マメが出来やすい投手にとって神経を使う季節


7月1日の楽天戦、マメがつぶれて4回限りで降板した佐々木朗


 4回途中で10奪三振。

 7月1日の楽天戦(ZOZOマリン)、恐ろしいほどの三振奪取率に今日これからロッテ佐々木朗希の三振をどう表現していくか……と、実況席で考えていた矢先、彼のユニフォームに血がついていることに気付いた。

 右手中指のマメがつぶれての出血だった。コントロールを乱しながらも残りの一つのアウトを何とか奪い取り、そのまま降板。あのまま投げていれば結果的にいくつの三振を奪えたのかという思いにふけるイニング間、解説席のロッテOBであり元投手コーチの清水直行さんとこんな話になった。

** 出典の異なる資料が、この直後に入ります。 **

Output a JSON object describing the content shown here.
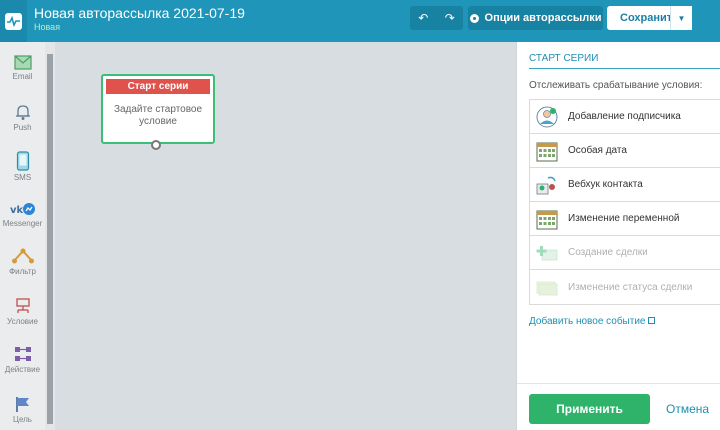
{
  "header": {
    "title": "Новая авторассылка 2021-07-19",
    "status": "Новая",
    "undo_icon": "↶",
    "redo_icon": "↷",
    "options_label": "Опции авторассылки",
    "save_label": "Сохранить",
    "save_dropdown_icon": "▼"
  },
  "toolbar": {
    "email": "Email",
    "push": "Push",
    "sms": "SMS",
    "messenger": "Messenger",
    "filter": "Фильтр",
    "condition": "Условие",
    "action": "Действие",
    "goal": "Цель"
  },
  "canvas": {
    "node_title": "Старт серии",
    "node_text": "Задайте стартовое условие"
  },
  "panel": {
    "title": "СТАРТ СЕРИИ",
    "subtitle": "Отслеживать срабатывание условия:",
    "items": [
      {
        "label": "Добавление подписчика",
        "icon": "subscriber-icon",
        "enabled": true
      },
      {
        "label": "Особая дата",
        "icon": "calendar-icon",
        "enabled": true
      },
      {
        "label": "Вебхук контакта",
        "icon": "webhook-icon",
        "enabled": true
      },
      {
        "label": "Изменение переменной",
        "icon": "calendar-grid-icon",
        "enabled": true
      },
      {
        "label": "Создание сделки",
        "icon": "deal-create-icon",
        "enabled": false
      },
      {
        "label": "Изменение статуса сделки",
        "icon": "deal-status-icon",
        "enabled": false
      }
    ],
    "add_event_label": "Добавить новое событие",
    "apply_label": "Применить",
    "cancel_label": "Отмена"
  },
  "colors": {
    "header": "#1e95b9",
    "accent": "#1e8fb2",
    "node_header": "#e0524c",
    "node_border": "#3bbf76",
    "apply": "#2fb36b"
  }
}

「湿度の影響は高いよね。マメが出来やすい投手は本当に神経を使う気候になってしまった……」

 観測史上、最も早く梅雨が明けた日本列島。この日のZOZOマリンスタジアムも18時プレーボール時点で気温は30度、湿度は80%を超え、うだるような蒸し暑さの中で迎えたゲームだった。

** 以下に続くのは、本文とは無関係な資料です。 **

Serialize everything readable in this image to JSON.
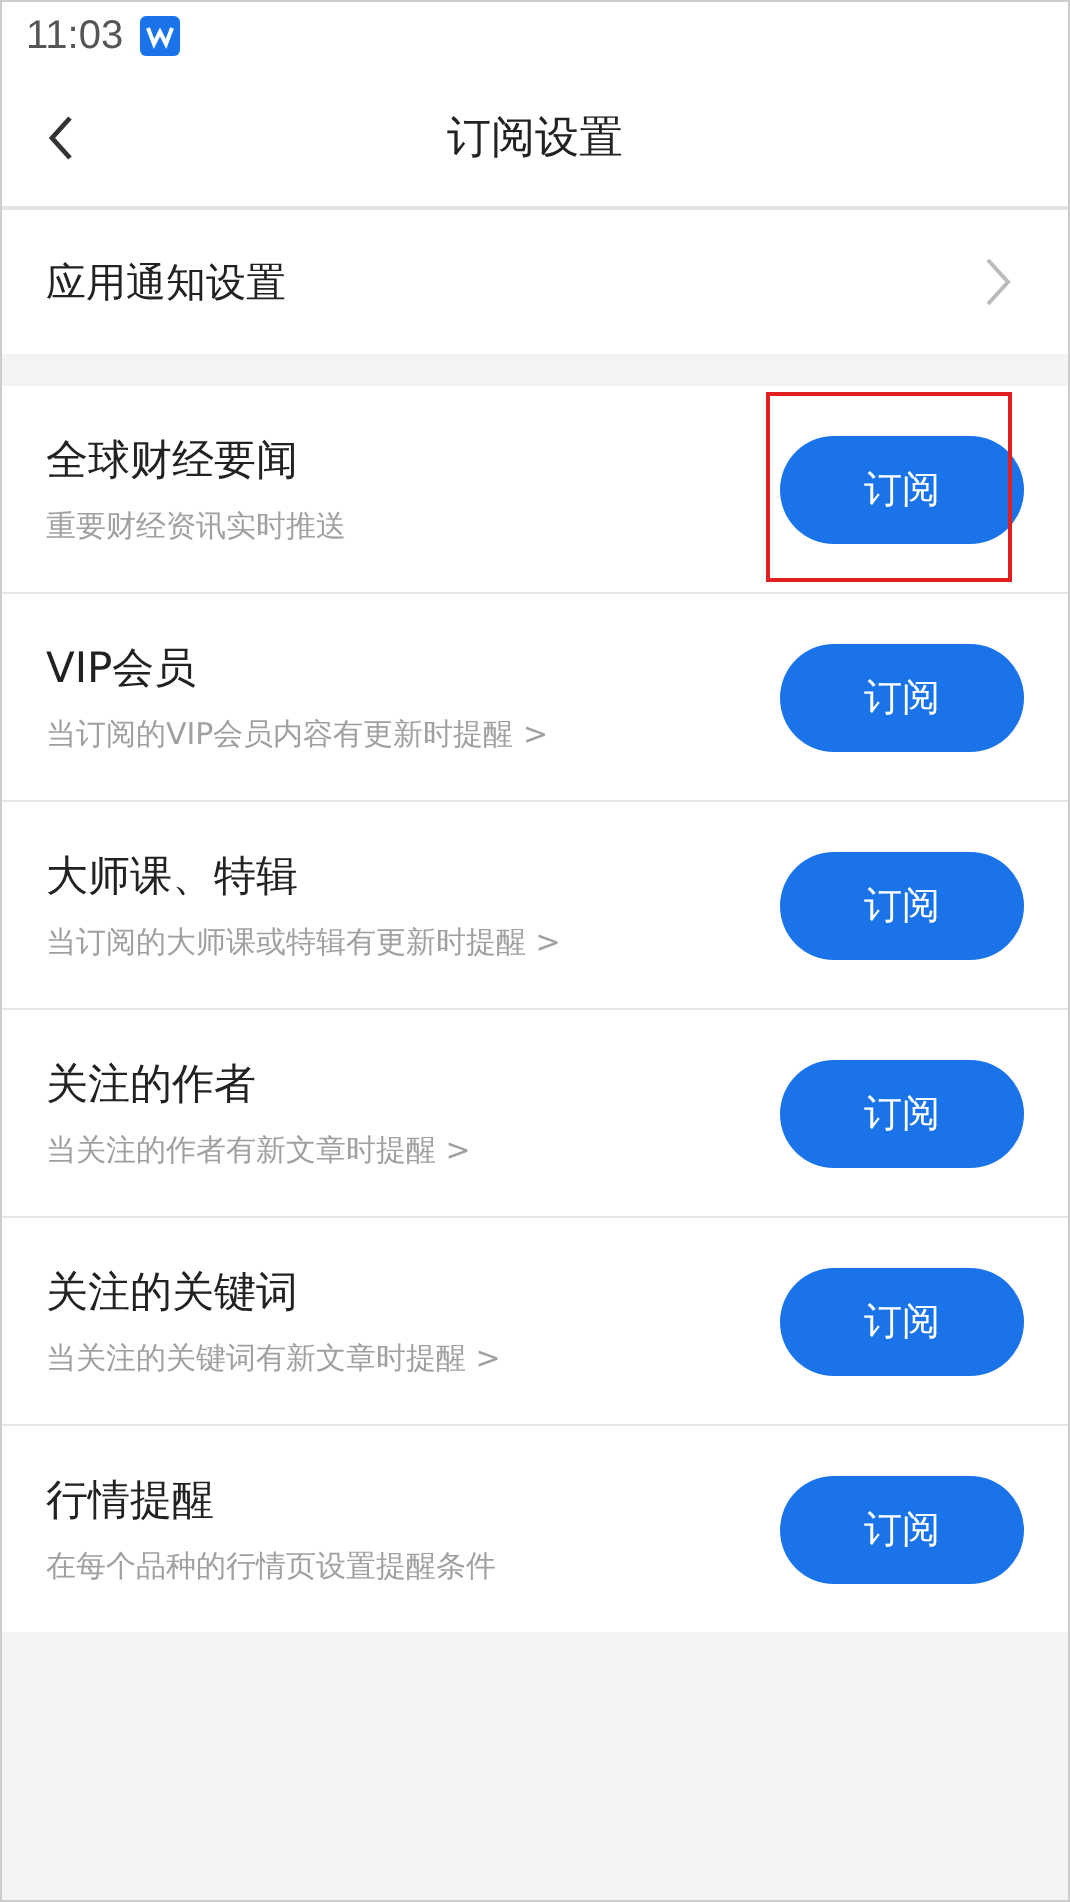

「連日、湿度が70%を超えてくると、非常に厄介。肌がふやけやすい投手はマメがすぐに破れてしまう。試合中にマメが出来ることもあるし、出来たマメを肌用の乾燥剤で固めてマウンドに上がっても、湿気の影響で試合中につぶれてしまう。あとはマメが出来やすい投手は指のどの位置にマメが出来るかによってもパフォーマンスが全然違う。指の腹の部分なのか、または横側なのか。おそらく佐々木朗の場合は中指の爪の横側の部分じゃないかな。リリース時にぐっと指をかくような感じで投じる際、この部分にマメができ、出血していると抑えがきかない。抜けるボールが多くなる。あとは、投球時に自分の右手親指の爪で中指、人差し指を切ってしまうこともある。湿度で手に水分が多くなり、ふやけやすいと本当に指を傷つけやすくなる」(清水さん)

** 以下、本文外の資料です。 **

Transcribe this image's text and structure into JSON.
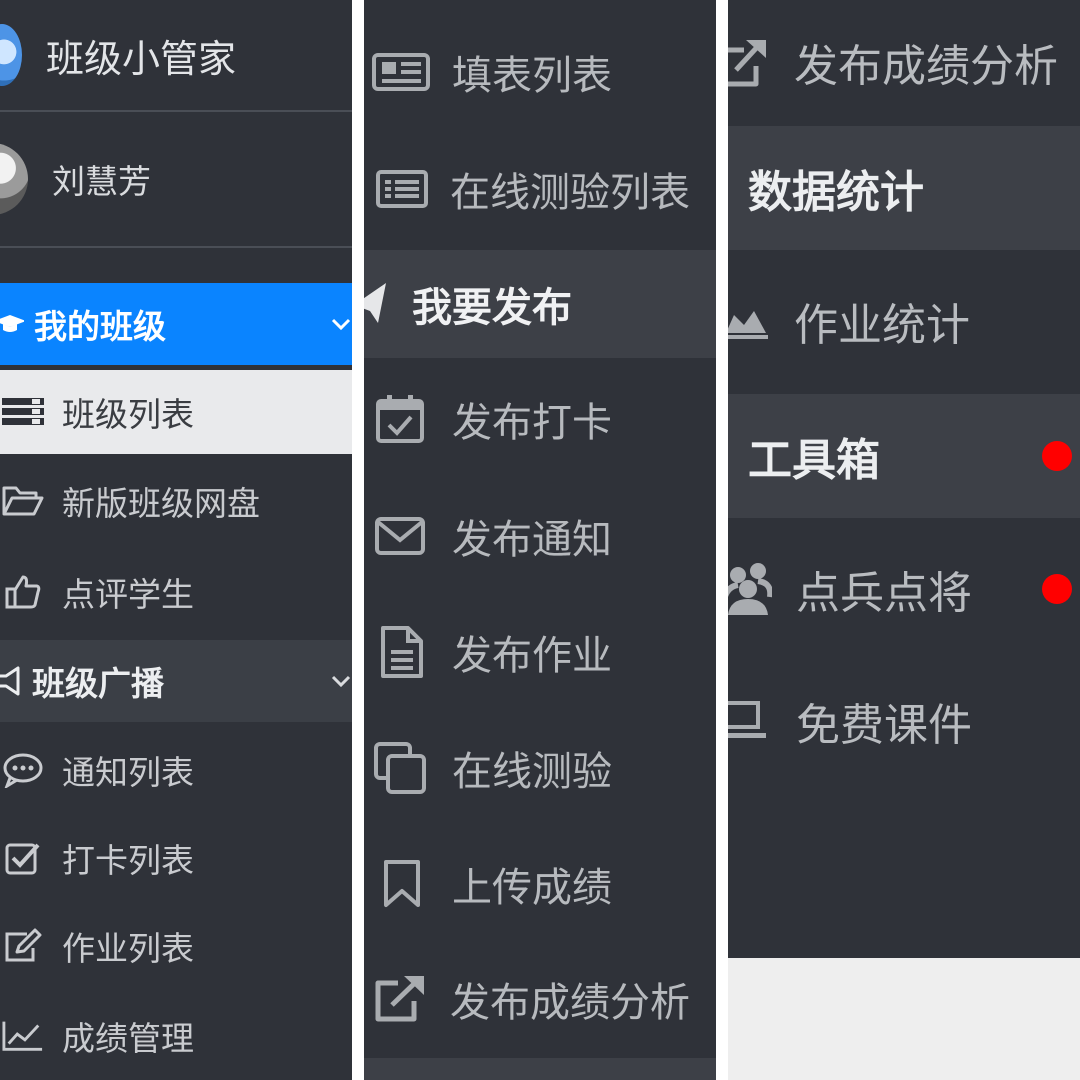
{
  "colors": {
    "panel_bg": "#2f3239",
    "active_blue": "#0a84ff",
    "highlight_bg": "#3d4047",
    "selected_bg": "#e9eaec",
    "badge_red": "#ff0000"
  },
  "left": {
    "brand": {
      "logo_icon": "globe-logo-icon",
      "title": "班级小管家"
    },
    "user": {
      "avatar_icon": "user-avatar",
      "name": "刘慧芳"
    },
    "sections": [
      {
        "label": "我的班级",
        "icon": "graduation-cap-icon",
        "state": "active",
        "chevron": "chevron-down-icon"
      },
      {
        "label": "班级列表",
        "icon": "list-icon",
        "state": "selected"
      },
      {
        "label": "新版班级网盘",
        "icon": "folder-open-icon"
      },
      {
        "label": "点评学生",
        "icon": "thumbs-up-icon"
      },
      {
        "label": "班级广播",
        "icon": "megaphone-icon",
        "state": "group",
        "chevron": "chevron-down-icon"
      },
      {
        "label": "通知列表",
        "icon": "chat-bubble-icon"
      },
      {
        "label": "打卡列表",
        "icon": "checkbox-icon"
      },
      {
        "label": "作业列表",
        "icon": "edit-icon"
      },
      {
        "label": "成绩管理",
        "icon": "line-chart-icon"
      }
    ]
  },
  "middle": {
    "items": [
      {
        "label": "填表列表",
        "icon": "newspaper-icon"
      },
      {
        "label": "在线测验列表",
        "icon": "list-alt-icon"
      },
      {
        "label": "我要发布",
        "icon": "paper-plane-icon",
        "state": "highlight"
      },
      {
        "label": "发布打卡",
        "icon": "calendar-check-icon"
      },
      {
        "label": "发布通知",
        "icon": "envelope-icon"
      },
      {
        "label": "发布作业",
        "icon": "file-text-icon"
      },
      {
        "label": "在线测验",
        "icon": "copy-icon"
      },
      {
        "label": "上传成绩",
        "icon": "bookmark-icon"
      },
      {
        "label": "发布成绩分析",
        "icon": "external-link-icon"
      }
    ]
  },
  "right": {
    "items": [
      {
        "label": "发布成绩分析",
        "icon": "external-link-icon"
      },
      {
        "label": "数据统计",
        "state": "band"
      },
      {
        "label": "作业统计",
        "icon": "area-chart-icon"
      },
      {
        "label": "工具箱",
        "state": "band",
        "badge": "red-dot"
      },
      {
        "label": "点兵点将",
        "icon": "users-icon",
        "badge": "red-dot"
      },
      {
        "label": "免费课件",
        "icon": "laptop-icon"
      }
    ]
  }
}
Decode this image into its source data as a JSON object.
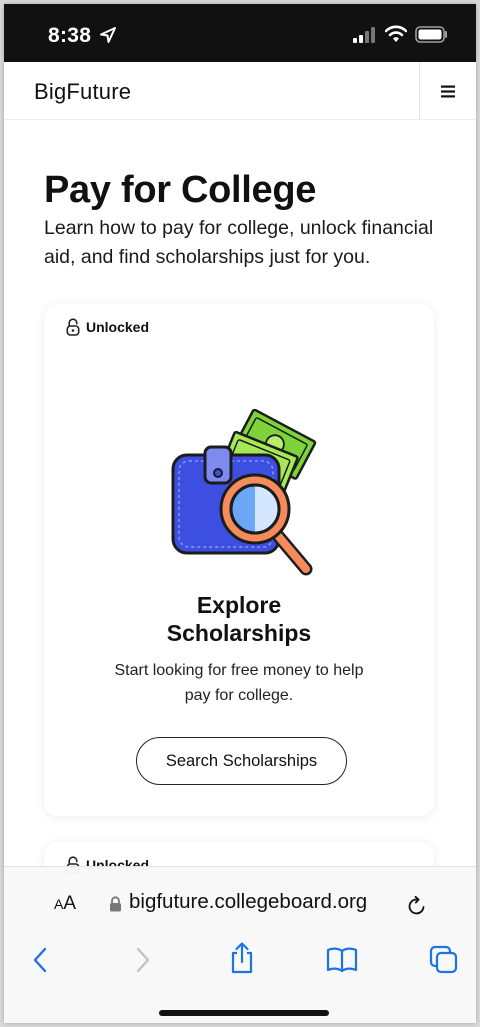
{
  "status_bar": {
    "time": "8:38",
    "icons": [
      "location-arrow-icon",
      "cellular-signal-icon",
      "wifi-icon",
      "battery-icon"
    ]
  },
  "header": {
    "brand": "BigFuture",
    "menu_icon": "hamburger-menu-icon"
  },
  "hero": {
    "title": "Pay for College",
    "subtitle": "Learn how to pay for college, unlock financial aid, and find scholarships just for you."
  },
  "card": {
    "badge_label": "Unlocked",
    "badge_icon": "unlocked-padlock-icon",
    "illustration": "wallet-magnifying-glass-illustration",
    "title": "Explore Scholarships",
    "description": "Start looking for free money to help pay for college.",
    "button_label": "Search Scholarships"
  },
  "next_card": {
    "badge_label": "Unlocked"
  },
  "browser": {
    "text_size_small": "A",
    "text_size_large": "A",
    "url": "bigfuture.collegeboard.org",
    "toolbar": [
      "back-icon",
      "forward-icon",
      "share-icon",
      "bookmarks-icon",
      "tabs-icon"
    ],
    "accent_color": "#1a73e8"
  },
  "colors": {
    "wallet_blue": "#3d4fe0",
    "money_green": "#8fdc3a",
    "magnifier_orange": "#f58a5a"
  }
}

 異常なほどの高温多湿となっている今季。高校時代から試合中にマメの影響で降板した経験を持つ佐々木朗。一度、登録を抹消する判断となった今回。井口資仁監督が7月以降、優勝へ向けてのキーマンに挙げた佐々木朗が今夏をどう乗り切りるのか。異常な暑さ、湿気、そして初めて経験する登板増、ロングイニング登板。スタミナ面も含め、指へも相当神経を払うことにもなる。

道具に多くの湿気を含んで


 この佐々木朗の完全試合に始まり、今季はソフトバンク東浜巨DeNA今永昇太オリックス山本由伸がノーヒットノーランを達成。毎月のように偉業が達成される日本球界。

 高温で湿度が高いと空気密度が小さくなり、空気抵抗は減る。そのため打球飛距離は伸びる。しかし今季は歴史的に見ても顕著なほど投高打低が続くプロ野球界。

 パ・リーグはペナントレース半分以上が消化しても未だに5球団がチーム防御率2点台を維持。投手の技術向上により、一概には言えないが内的要因だけでなく、外的要因として、ボールやバットといった道具自体に多くの湿気を含み、取材する中で「ボールが飛ばない」という選手、関係者も少なくない。各球団のアナリストたちも打者たちのスイングスピードやスイングパワーが変わらない状況の中で本塁打数や打率、得点力が下がっている部分に関して、「湿度」と「ボール」が関係していると考え、分析を急いでいる。

 NPBが使用する統一球の反発係数は変わっていない。変わったことがあるとしたら気候の変化。ゲームで使用する統一球の保管時にも、高湿度により湿気が含まれている可能性も高いという。

 気温の上昇により、熱中症や脱水症状が危惧される日本。それに加えて湿度の高さによる身体的影響と道具への影響。この時期、注目度が高まる高校野球でも気候の変動により今までになかったことが起きるかもしれない。